You could say this is also true in Europe or North America or Australia, 
but not really in the same way. In all those places a broadly accessible 
university system has been frequented for generations by vast waves of 
people from rural and working class origins, who have made niches within 
the university and other state functions, developing a relative autonomy 
from the rich patrons that used to define art exclusively. I am sure 
this has happened in Brazil to some extent, maybe Ricardo can comment, 
but it seems very very different to me. Even in the Sao Paulo equivalent 
of municipal art centers - the relatively autonomous, often very 
welcoming and socially oriented SESC institutions, paid for by a tax on 
business - one can feel that it is someone else's property, that one's 
presence is tolerated, but maybe only sometimes. (I dunno, I was largely 
impressed with the SESCs, but even there I got that feeling.) The 
incredible vitality and also combativeness of many of the young 
Brazilian art groups I have met - mostly "middle class" people who 
cannot stand their isolation from the rest of the population - all too 
often seems to come up against a wall of privilege.

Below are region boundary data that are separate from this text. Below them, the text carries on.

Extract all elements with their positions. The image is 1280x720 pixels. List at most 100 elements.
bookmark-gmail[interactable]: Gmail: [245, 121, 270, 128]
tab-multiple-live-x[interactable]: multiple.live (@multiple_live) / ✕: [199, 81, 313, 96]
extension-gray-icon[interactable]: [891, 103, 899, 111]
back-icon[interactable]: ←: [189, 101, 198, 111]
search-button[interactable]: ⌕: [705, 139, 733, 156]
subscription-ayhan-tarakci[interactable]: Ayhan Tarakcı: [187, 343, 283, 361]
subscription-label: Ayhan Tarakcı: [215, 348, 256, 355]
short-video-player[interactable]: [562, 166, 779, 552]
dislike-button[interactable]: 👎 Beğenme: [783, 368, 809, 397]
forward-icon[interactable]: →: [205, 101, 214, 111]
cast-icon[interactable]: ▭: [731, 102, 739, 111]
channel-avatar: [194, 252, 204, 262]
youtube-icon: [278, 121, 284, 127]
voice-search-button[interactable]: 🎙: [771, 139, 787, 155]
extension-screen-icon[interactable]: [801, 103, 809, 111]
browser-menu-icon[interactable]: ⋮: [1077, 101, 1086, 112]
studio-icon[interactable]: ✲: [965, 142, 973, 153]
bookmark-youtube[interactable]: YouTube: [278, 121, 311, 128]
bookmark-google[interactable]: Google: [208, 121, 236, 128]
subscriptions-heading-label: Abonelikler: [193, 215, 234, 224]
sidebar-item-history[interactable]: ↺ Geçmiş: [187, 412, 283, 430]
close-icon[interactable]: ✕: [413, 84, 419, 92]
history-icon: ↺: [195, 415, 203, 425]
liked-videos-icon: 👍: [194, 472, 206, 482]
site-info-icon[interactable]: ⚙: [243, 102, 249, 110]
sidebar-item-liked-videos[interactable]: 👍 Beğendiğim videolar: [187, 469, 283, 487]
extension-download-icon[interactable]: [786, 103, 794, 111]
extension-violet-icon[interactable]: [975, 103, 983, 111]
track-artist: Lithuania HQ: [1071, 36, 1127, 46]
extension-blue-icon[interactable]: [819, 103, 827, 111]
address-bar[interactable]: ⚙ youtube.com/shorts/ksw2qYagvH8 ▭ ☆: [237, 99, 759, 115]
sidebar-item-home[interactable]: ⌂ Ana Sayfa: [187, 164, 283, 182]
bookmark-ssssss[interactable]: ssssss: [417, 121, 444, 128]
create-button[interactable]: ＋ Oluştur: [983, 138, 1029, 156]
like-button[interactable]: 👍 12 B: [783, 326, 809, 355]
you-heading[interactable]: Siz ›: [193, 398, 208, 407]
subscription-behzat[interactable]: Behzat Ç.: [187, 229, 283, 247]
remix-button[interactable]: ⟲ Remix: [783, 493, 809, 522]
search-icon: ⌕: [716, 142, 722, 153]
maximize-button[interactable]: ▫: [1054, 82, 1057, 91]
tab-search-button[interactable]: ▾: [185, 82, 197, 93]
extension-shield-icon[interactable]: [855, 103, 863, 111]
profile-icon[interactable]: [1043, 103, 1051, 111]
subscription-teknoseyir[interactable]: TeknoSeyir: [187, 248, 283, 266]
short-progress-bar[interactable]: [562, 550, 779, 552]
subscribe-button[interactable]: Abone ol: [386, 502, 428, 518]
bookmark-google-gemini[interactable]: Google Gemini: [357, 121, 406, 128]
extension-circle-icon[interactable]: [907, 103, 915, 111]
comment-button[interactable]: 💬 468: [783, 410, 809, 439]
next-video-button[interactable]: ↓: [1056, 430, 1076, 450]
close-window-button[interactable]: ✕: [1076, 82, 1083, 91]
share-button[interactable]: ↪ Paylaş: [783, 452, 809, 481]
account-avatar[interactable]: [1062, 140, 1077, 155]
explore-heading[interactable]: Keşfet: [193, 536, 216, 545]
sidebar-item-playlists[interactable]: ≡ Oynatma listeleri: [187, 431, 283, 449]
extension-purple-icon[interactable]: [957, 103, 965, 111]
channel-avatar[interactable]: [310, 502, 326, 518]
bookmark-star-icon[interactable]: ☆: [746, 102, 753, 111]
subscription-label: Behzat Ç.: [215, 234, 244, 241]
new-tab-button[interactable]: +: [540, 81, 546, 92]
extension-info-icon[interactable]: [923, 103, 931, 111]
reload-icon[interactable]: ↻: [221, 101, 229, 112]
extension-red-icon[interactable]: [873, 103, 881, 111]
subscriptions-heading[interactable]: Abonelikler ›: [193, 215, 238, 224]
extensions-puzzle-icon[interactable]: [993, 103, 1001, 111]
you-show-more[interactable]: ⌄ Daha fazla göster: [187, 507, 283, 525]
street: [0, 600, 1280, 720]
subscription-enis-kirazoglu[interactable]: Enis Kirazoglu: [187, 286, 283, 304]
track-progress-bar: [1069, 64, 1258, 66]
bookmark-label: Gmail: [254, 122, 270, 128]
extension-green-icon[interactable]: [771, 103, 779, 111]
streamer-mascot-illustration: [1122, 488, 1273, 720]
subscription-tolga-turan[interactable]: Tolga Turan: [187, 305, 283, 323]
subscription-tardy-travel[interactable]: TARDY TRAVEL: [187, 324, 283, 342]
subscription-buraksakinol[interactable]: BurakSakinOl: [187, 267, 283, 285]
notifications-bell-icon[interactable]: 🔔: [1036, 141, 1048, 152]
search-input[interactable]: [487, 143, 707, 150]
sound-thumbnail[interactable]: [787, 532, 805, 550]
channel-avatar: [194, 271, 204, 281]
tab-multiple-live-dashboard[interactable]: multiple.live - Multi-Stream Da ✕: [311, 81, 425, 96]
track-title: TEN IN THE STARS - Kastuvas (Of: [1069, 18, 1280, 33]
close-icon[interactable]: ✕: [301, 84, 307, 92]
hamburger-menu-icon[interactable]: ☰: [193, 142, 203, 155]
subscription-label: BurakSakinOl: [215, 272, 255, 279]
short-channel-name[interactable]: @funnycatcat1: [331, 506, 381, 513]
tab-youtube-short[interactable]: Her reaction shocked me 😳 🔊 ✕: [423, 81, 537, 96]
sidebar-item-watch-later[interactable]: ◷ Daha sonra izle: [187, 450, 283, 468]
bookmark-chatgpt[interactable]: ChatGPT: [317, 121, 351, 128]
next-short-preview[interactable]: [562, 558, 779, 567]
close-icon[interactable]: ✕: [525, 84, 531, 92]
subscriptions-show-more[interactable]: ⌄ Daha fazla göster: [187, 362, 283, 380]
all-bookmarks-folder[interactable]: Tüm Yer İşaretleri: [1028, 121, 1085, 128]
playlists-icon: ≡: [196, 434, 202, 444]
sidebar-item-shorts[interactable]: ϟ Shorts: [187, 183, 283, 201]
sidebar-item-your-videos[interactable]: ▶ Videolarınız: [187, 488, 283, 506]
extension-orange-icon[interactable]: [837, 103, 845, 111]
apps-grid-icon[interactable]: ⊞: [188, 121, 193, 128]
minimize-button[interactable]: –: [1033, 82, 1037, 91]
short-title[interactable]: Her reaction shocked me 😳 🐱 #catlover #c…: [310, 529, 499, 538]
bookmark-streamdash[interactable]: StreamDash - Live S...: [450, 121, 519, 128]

The effect this realization had on me was less to make me romanticize 
marginal Brazilian projects - which I really admire, factually and 
without romanticization, no doubt about it - than to think much more 
about how to use the social-state functions in the developed countries, 
and for what. When I saw a world without a middle class in the litteral 
sense of the word (in Brazil, where the so-called "middle class" is 
maybe 10% of the population) or a world where the middle class is under 
attack (in Argentina, where there has been a huge slide toward poverty 
over the last 10 years), of course it made me appreciate the huge 
importance of what is "just another center-left reformist government" 

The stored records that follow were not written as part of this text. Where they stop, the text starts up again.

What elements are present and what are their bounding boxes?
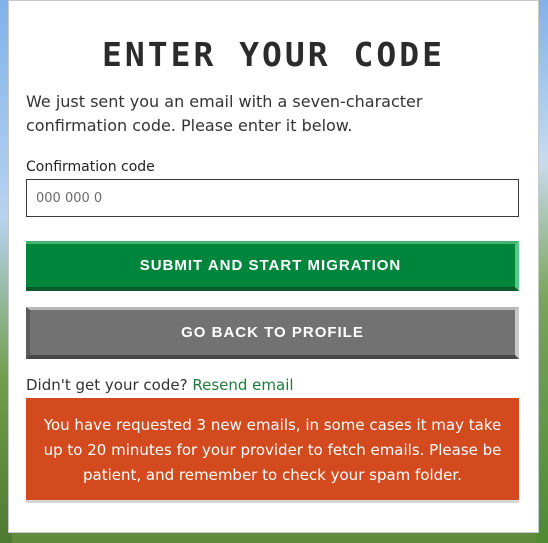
intro-text: We just sent you an email with a seven-c… xyxy=(26,92,423,135)
resend-email-link[interactable]: Resend email xyxy=(192,376,293,394)
rate-limit-notice: You have requested 3 new emails, in some… xyxy=(26,398,519,503)
confirmation-code-label: Confirmation code xyxy=(26,159,155,175)
resend-row: Didn't get your code? Resend email xyxy=(26,376,294,394)
resend-prompt: Didn't get your code? xyxy=(26,376,188,394)
page-title: ENTER YOUR CODE xyxy=(101,35,445,74)
submit-and-start-migration-button[interactable]: SUBMIT AND START MIGRATION xyxy=(26,241,519,291)
confirmation-code-input[interactable] xyxy=(26,179,519,217)
go-back-to-profile-button[interactable]: GO BACK TO PROFILE xyxy=(26,307,519,359)
enter-code-dialog: ENTER YOUR CODE We just sent you an emai… xyxy=(8,0,539,533)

(as some would-be radicals want to say about Lula and the PT). But above 
all, it gave me different eyes to look on the social-state institutions 
back home, whether in France or the US. What I now see there is a whole 
segment of national populations who managed to escape the coordinates of 
the dominant-subordinate relation and institute a zone in which it is 
possible, sometimes, with luck, to become something else - to 
experiment, to develop another sensorium, another vocabulary, another 
way of thinking, to escape this painful orientation of "culture" to the
ideal figures of the aristocracy and the industrial bourgeoisie or now, 
the financier class that inherited from the old aristocracies. I'm not 
talking about so-called "popular culture" which is often a nostalgic 
category - I am talking about a mutant culture, a culture that only 
emerged in the twentieth century. I am wondering if maybe, in our 
amnesiac societies, it is only possible to see such things when they are 
threatened. In a period where there is really a neoliberal attack on 
those social-state institutions, it is particularly important to go on 
trying to open them up to more kinds of circulation, more kinds of uses, 
and not just to defend the possibility to make pseudo-aristocratic art 
because you happen to have found your way into a safe or prestigious 

Anyway, I recognize that all the above is painfully naive, and those who 
have always understood these things might have much much more to say.